The name radiomics is obviously inspired by the ‘omics’ era in the early 2000’s, and in fact, it was first introduced in a 2012 paper by Philippe Lambin. It is a very bright idea, yet in retrospect, it is actually very intuitive (like many other great ideas). The foundations of radiomics root deeply in decades of discoveries in digital image processing and representation learning.

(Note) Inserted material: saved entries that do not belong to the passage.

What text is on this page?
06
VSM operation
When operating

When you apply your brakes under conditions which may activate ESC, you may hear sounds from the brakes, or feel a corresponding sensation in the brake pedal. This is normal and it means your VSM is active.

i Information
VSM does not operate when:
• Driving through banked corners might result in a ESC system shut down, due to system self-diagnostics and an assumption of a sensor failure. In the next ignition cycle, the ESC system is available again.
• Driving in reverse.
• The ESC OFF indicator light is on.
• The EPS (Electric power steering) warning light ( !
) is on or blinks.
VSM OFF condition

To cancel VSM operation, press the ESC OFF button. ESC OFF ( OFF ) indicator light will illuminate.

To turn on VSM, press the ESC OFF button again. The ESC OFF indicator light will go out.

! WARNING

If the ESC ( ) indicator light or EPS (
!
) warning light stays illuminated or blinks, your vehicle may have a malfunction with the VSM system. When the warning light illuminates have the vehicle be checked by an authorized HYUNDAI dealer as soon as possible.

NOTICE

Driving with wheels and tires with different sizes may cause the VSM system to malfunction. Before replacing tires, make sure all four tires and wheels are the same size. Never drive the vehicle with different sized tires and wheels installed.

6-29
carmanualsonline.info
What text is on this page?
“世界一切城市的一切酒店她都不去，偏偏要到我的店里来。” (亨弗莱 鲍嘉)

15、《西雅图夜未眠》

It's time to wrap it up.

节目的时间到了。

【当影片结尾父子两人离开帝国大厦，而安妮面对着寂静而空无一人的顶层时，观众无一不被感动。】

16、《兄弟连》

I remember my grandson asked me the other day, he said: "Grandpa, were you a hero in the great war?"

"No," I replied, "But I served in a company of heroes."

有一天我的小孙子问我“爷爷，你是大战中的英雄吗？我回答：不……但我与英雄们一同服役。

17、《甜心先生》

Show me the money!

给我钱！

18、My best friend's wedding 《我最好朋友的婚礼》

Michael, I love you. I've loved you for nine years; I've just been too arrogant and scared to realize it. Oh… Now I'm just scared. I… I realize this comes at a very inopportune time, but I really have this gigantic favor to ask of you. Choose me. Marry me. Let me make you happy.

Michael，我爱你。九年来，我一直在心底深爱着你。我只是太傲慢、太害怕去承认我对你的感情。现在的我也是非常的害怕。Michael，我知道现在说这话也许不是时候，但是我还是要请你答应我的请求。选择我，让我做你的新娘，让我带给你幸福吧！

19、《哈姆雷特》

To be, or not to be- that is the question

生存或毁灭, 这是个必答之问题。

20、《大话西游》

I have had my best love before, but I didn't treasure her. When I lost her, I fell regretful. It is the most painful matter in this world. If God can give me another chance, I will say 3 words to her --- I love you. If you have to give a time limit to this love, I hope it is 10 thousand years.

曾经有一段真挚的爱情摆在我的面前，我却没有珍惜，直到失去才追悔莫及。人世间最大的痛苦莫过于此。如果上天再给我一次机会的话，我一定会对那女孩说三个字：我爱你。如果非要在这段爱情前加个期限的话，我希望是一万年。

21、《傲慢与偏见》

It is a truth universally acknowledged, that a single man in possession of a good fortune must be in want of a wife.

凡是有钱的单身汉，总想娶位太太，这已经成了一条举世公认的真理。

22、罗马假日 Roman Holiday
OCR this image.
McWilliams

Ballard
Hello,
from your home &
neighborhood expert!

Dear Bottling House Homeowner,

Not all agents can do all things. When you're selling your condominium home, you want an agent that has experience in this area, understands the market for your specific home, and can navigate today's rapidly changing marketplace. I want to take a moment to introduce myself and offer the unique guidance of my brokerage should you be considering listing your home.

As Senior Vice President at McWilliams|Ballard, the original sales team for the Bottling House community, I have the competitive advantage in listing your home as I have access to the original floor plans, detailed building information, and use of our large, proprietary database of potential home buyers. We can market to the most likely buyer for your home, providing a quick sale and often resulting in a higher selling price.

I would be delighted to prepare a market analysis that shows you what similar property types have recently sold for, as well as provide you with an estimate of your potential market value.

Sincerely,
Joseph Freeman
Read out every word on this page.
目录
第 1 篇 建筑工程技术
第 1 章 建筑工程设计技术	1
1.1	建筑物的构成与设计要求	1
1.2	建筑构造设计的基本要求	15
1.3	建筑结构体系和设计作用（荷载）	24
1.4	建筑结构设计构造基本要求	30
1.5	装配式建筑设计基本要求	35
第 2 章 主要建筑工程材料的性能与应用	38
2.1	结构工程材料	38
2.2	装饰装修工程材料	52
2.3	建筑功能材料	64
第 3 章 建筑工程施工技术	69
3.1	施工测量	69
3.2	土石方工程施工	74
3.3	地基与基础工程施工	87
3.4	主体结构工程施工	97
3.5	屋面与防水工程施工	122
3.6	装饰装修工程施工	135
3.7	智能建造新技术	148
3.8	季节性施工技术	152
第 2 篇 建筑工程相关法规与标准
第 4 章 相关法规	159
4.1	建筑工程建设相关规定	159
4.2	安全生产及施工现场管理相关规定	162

Although radiomics introduce a whole set of pipeline in image data processing, the core concept lies in the feature extraction operation. In this process, standardization and harmonization are vital to the feature stability and generalization ability.

Learning materials

There are many materials for introductory level radiomics learning. I am not providing a complete list of the materials for you to study, rather, I am only showing you what kinds of materials could be beneficial in your learning.

Software and platforms

  • The most important tool in radiomics study is pyradiomics, whose documentations are here. For the most part, pyradiomics is compliant with the IBSI standard (see below), and is one of the most popular radiomics tool used by the scientific community. Using pyradiomics, you can customize your own working pipelines. This is what we do in our research.
  • LIFEx is a well-known radiomics tool. It has a graphic interface and is rather easy to use. However, it provides relatively small flexibility to customize.
  • The Radiomics software developed by Dr. Jie Tian.

Other resources

  • As I have stated, standardization and harmonization are two key issues in radiomics. Without them, the generalization ability of radiomic models are questionable. The Imaging Biomarker Standardization Initiative is an organization devoted to develop standardized image biomarkers (features) for radiomics analysis. The works of this collaboration are highly valued by the community, and the collaboration is still continuing. You can find more about IBSI in the other blog post on this site.
  • You are encouraged to explore the GitHub topic page of #radiomics for related code and projects.